At UC Berkeley, Gillian Hart served as the co-Chair of the undergraduate development studies major (1996-2016) and participated in the process of its change into the global studies major. Hart also chaired for the Center for African Studies (1998-2003), which was established as an Organized Research Unit and linked the Center with the Department of African American Studies. She also held faculty positions at the University of Kwazulu-Natal where she helped establish one of the first coursework in master’s programs as an Honorary Professor. In 2016, Hart was appointed as a Distinguished Professor at the University of the Witwatersrand.

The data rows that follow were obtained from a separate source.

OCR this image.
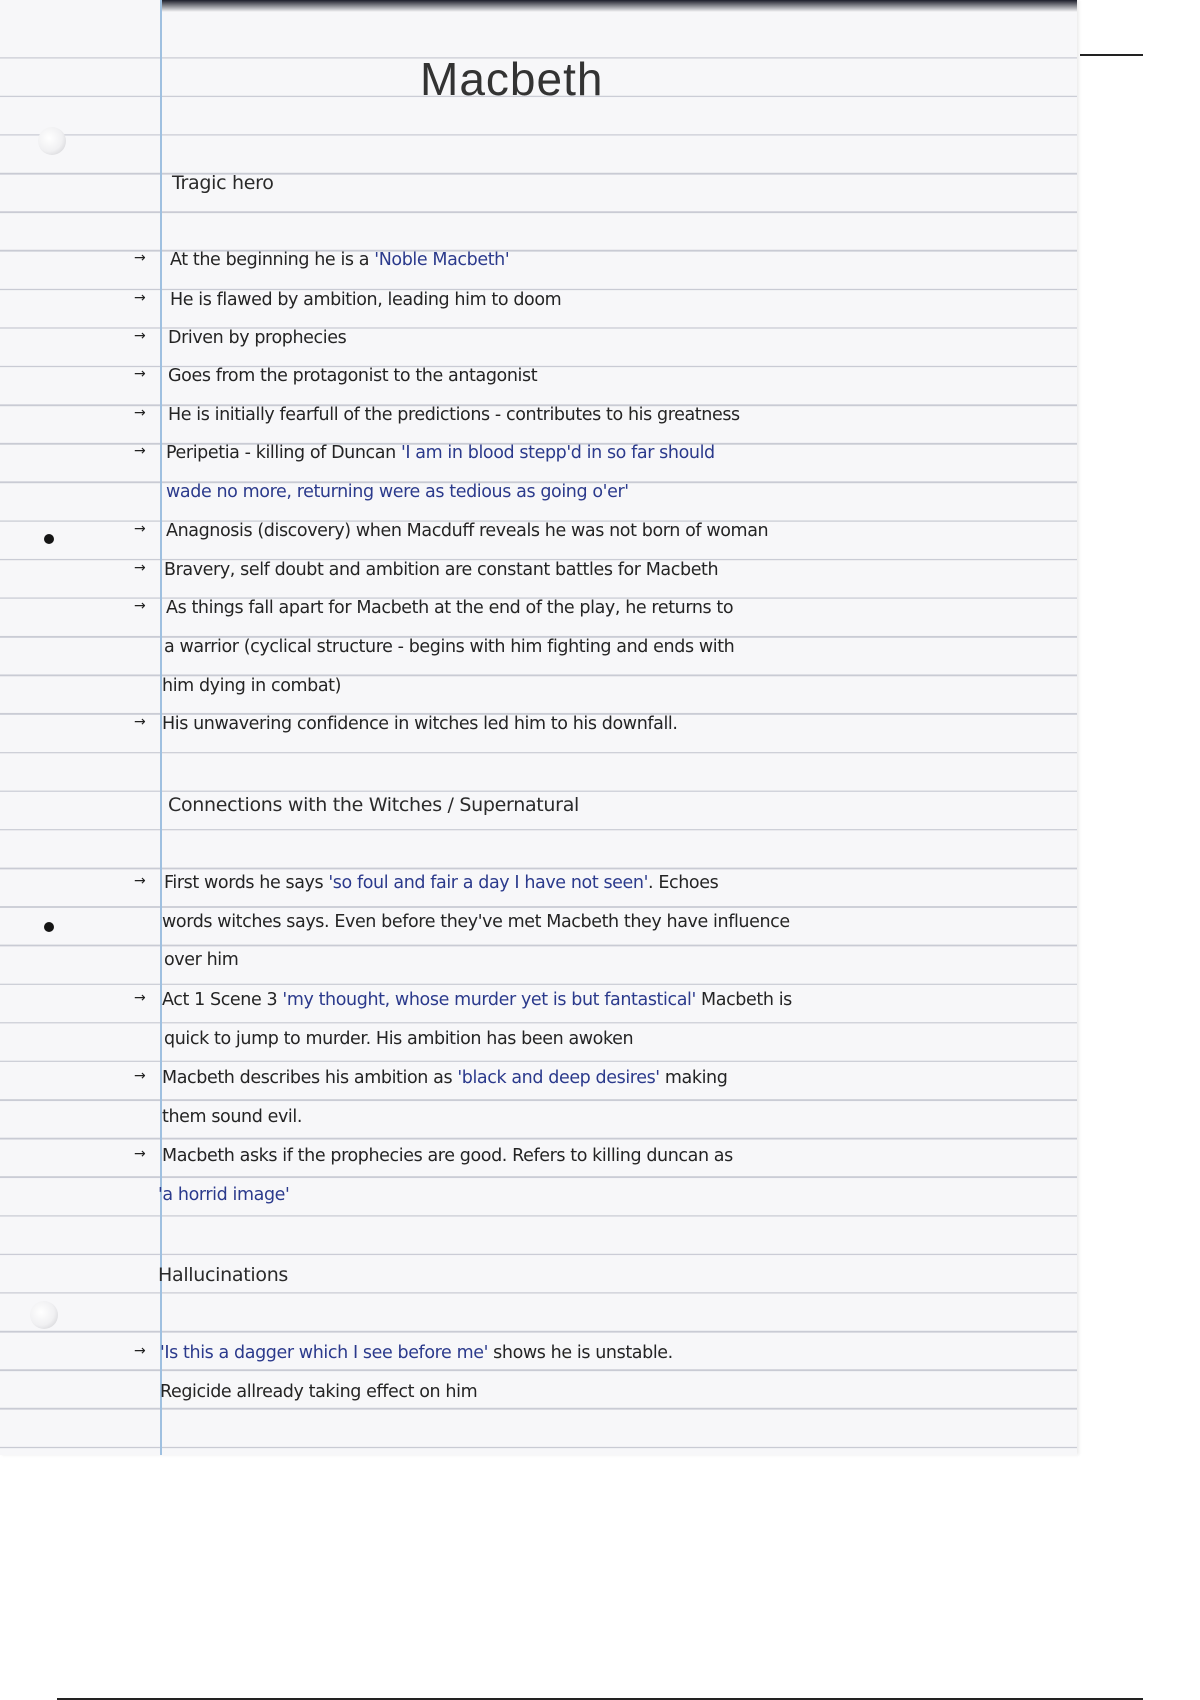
Macbeth
Tragic hero
→ At the beginning he is a 'Noble Macbeth'
→ He is flawed by ambition, leading him to doom
→ Driven by prophecies
→ Goes from the protagonist to the antagonist
→ He is initially fearfull of the predictions - contributes to his greatness
→ Peripetia - killing of Duncan 'I am in blood stepp'd in so far should
wade no more, returning were as tedious as going o'er'
→ Anagnosis (discovery) when Macduff reveals he was not born of woman
→ Bravery, self doubt and ambition are constant battles for Macbeth
→ As things fall apart for Macbeth at the end of the play, he returns to
a warrior (cyclical structure - begins with him fighting and ends with
him dying in combat)
→ His unwavering confidence in witches led him to his downfall.
Connections with the Witches / Supernatural
→ First words he says 'so foul and fair a day I have not seen'. Echoes
words witches says. Even before they've met Macbeth they have influence
over him
→ Act 1 Scene 3 'my thought, whose murder yet is but fantastical' Macbeth is
quick to jump to murder. His ambition has been awoken
→ Macbeth describes his ambition as 'black and deep desires' making
them sound evil.
→ Macbeth asks if the prophecies are good. Refers to killing duncan as
'a horrid image'
Hallucinations
→ 'Is this a dagger which I see before me' shows he is unstable.
Regicide allready taking effect on him
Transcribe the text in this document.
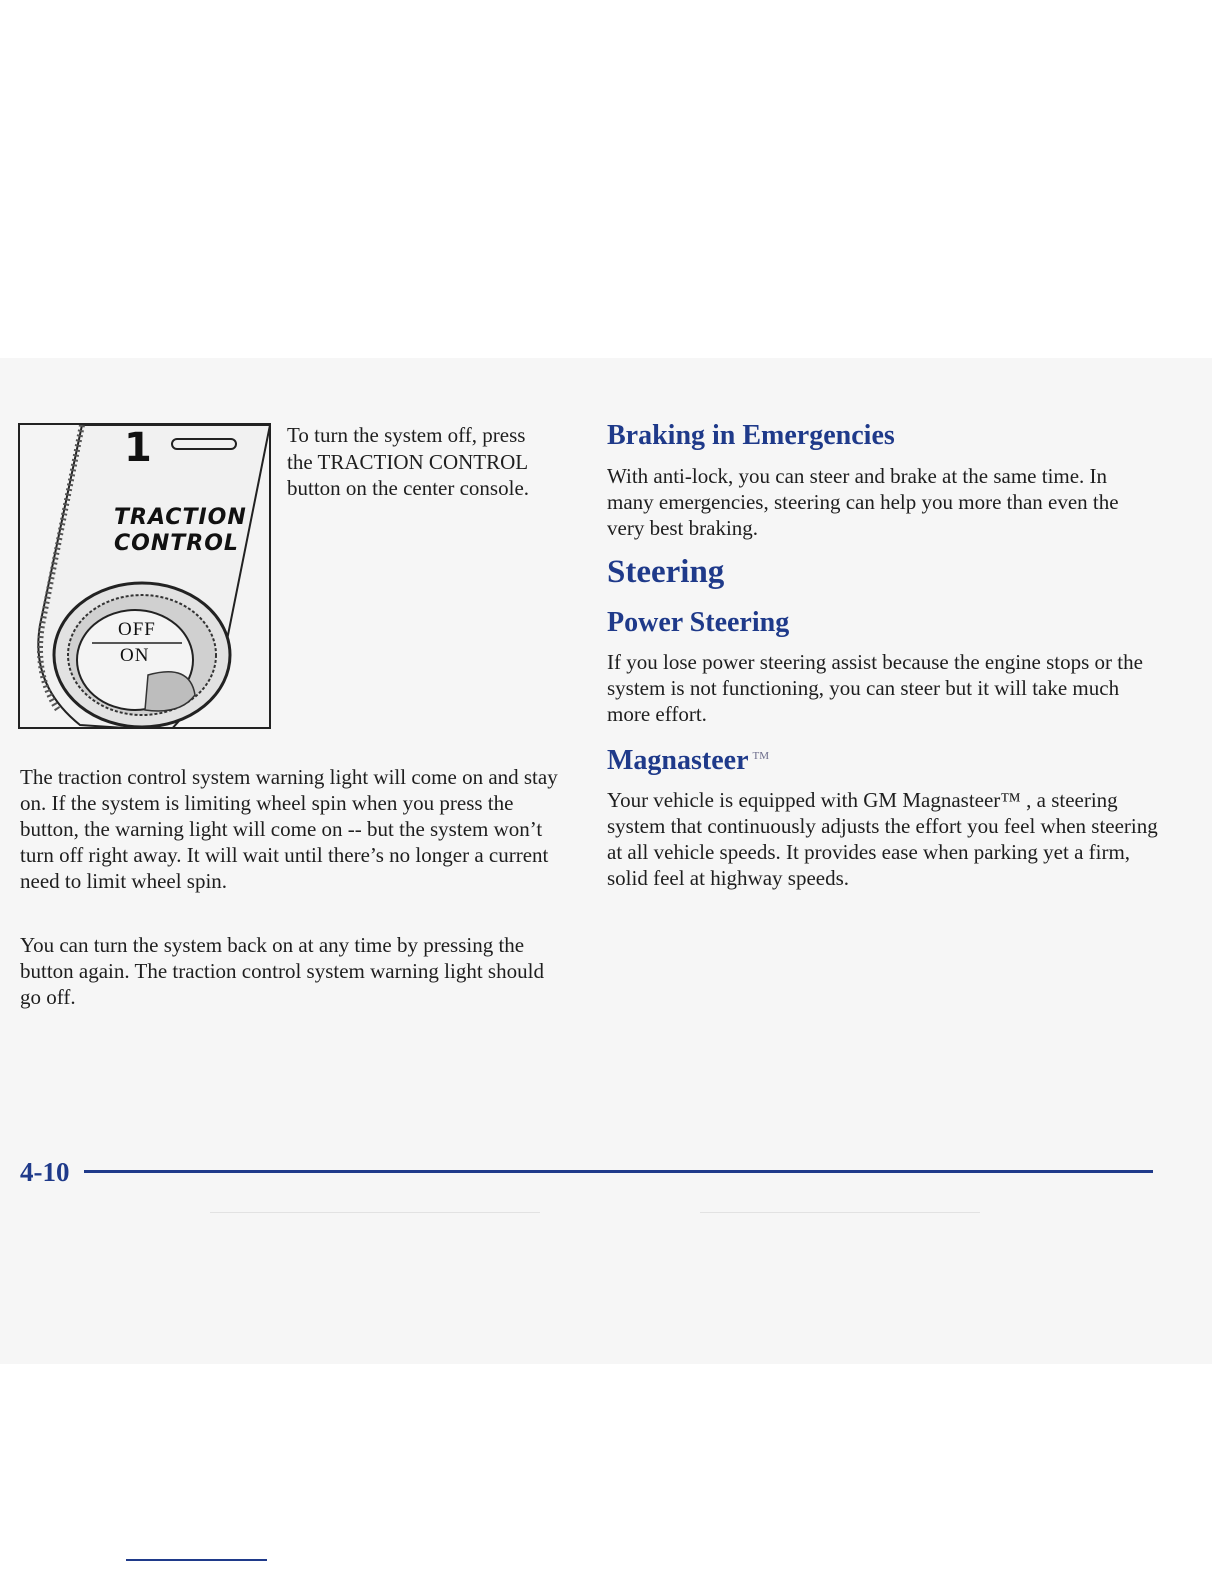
1
TRACTION
CONTROL
OFF
ON

To turn the system off, press the TRACTION CONTROL button on the center console.

The traction control system warning light will come on and stay on. If the system is limiting wheel spin when you press the button, the warning light will come on -- but the system won’t turn off right away. It will wait until there’s no longer a current need to limit wheel spin.

You can turn the system back on at any time by pressing the button again. The traction control system warning light should go off.

Braking in Emergencies

With anti-lock, you can steer and brake at the same time. In many emergencies, steering can help you more than even the very best braking.

Steering
Power Steering

If you lose power steering assist because the engine stops or the system is not functioning, you can steer but it will take much more effort.

Magnasteer ™

Your vehicle is equipped with GM Magnasteer™ , a steering system that continuously adjusts the effort you feel when steering at all vehicle speeds. It provides ease when parking yet a firm, solid feel at highway speeds.

4-10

Hart’s research explores her interests in political economy, social theory, critical development studies, gender, agrarian and regional studies, labor, Southern Africa, and Southeast Asia. Before becoming a geographer, Hart began her academic career as an economist, exploring economistic and Eurocentric understandings of agrarian change in Java, Bangladesh, and Malaysia, in which questions of gender and power were examined. After being introduced to debates in critical human geography, she began conducting research in the Post-Apartheid South Africa where she wrote books that explore the discourses of globalization and the alternatives to neoliberalism. In 2018 Hart was awarded the Vega Medal by the Swedish Society for Anthropology and Geography for contributions to human geography. Currently, she is writing a book on resurgent nationalisms and populist politics in South Africa, India, and the United States since the end of the Cold War.
Hart holds a doctorate degree in political economy, social theory, and critical human geography from Cornell University.